Oct 17, 2007 2:13 PM
By Lou Pechi, President, STRATA-Strategic Advisors, San Diego



Despite the warning in the popular Frank Sinatra song “Fools Rush In Where Angels Fear to Tread,” I will be very brave and attempt to look into the future of on-board power distribution trends.

Forecasting trends is like walking on ice. The closer you are to the shore, where the ice is thickest, the more solid your predictions are. As you venture further into the future, the closer you get to the center of the lake, where the ice is wafer thin. There, predictions become more precarious.

By carefully examining and then projecting trends, without stepping too far onto the thin ice, we just might catch a glimpse of the power-handling progress that will be achieved by 2020.

As we all know, power converters provide power mostly to microprocessors and integrated circuits (ICs). The trend of such ICs and microprocessors has been a continuous increase in power consumption combined with a lowering of the voltages and increases in current usage. As long as silicon is the base material for such devices, the trend will continue and devices that power them will have to accommodate their ever-greater requirements.

This in turn means that there will be an increasing need to develop higher efficiency, denser and more thermally efficient converters.

On the other hand, there’s a possibility that other methods such as optical computing could emerge. Or, perhaps there will be devices that do not require power in the way that traditional ICs do. If either of those cases comes to be, then power supplies will take quite a different direction.

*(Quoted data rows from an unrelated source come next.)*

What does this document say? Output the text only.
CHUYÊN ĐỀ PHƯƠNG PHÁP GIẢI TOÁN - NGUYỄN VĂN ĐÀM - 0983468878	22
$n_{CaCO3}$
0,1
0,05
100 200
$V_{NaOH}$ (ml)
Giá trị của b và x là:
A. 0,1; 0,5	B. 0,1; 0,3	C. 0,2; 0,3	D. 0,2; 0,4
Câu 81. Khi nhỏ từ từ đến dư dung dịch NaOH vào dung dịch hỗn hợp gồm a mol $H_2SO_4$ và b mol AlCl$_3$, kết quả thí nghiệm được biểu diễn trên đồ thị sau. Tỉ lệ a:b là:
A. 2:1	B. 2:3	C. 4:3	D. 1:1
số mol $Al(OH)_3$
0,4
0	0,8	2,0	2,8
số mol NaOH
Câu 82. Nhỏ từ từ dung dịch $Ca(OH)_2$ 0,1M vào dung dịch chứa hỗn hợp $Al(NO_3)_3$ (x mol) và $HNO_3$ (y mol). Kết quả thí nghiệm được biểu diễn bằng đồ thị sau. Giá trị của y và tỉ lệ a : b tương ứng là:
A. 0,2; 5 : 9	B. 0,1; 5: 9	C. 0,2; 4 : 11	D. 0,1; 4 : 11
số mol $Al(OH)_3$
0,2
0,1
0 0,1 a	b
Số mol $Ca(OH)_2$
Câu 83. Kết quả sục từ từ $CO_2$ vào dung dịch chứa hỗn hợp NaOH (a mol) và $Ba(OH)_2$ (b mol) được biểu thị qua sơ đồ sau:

I feel that within the next 20 years there is a strong probability silicon will remain the computational vehicle for IC processors. That being said, solutions to the power-conversion needs of ever-increasing power on the circuit board will have to be solved by the power-supply industry.

A distributed power architecture (DPA) — where a single voltage, supplied to several isolated dc-dc converters, generates the required lower voltages on the board — has already been replaced by an intermediate bus voltage architecture (IBA). In an IBA, a single isolated front-end dc-dc converter (DC-DC FE) provides power to multiple point-of-load converters (POLs) interspersed across the circuit board.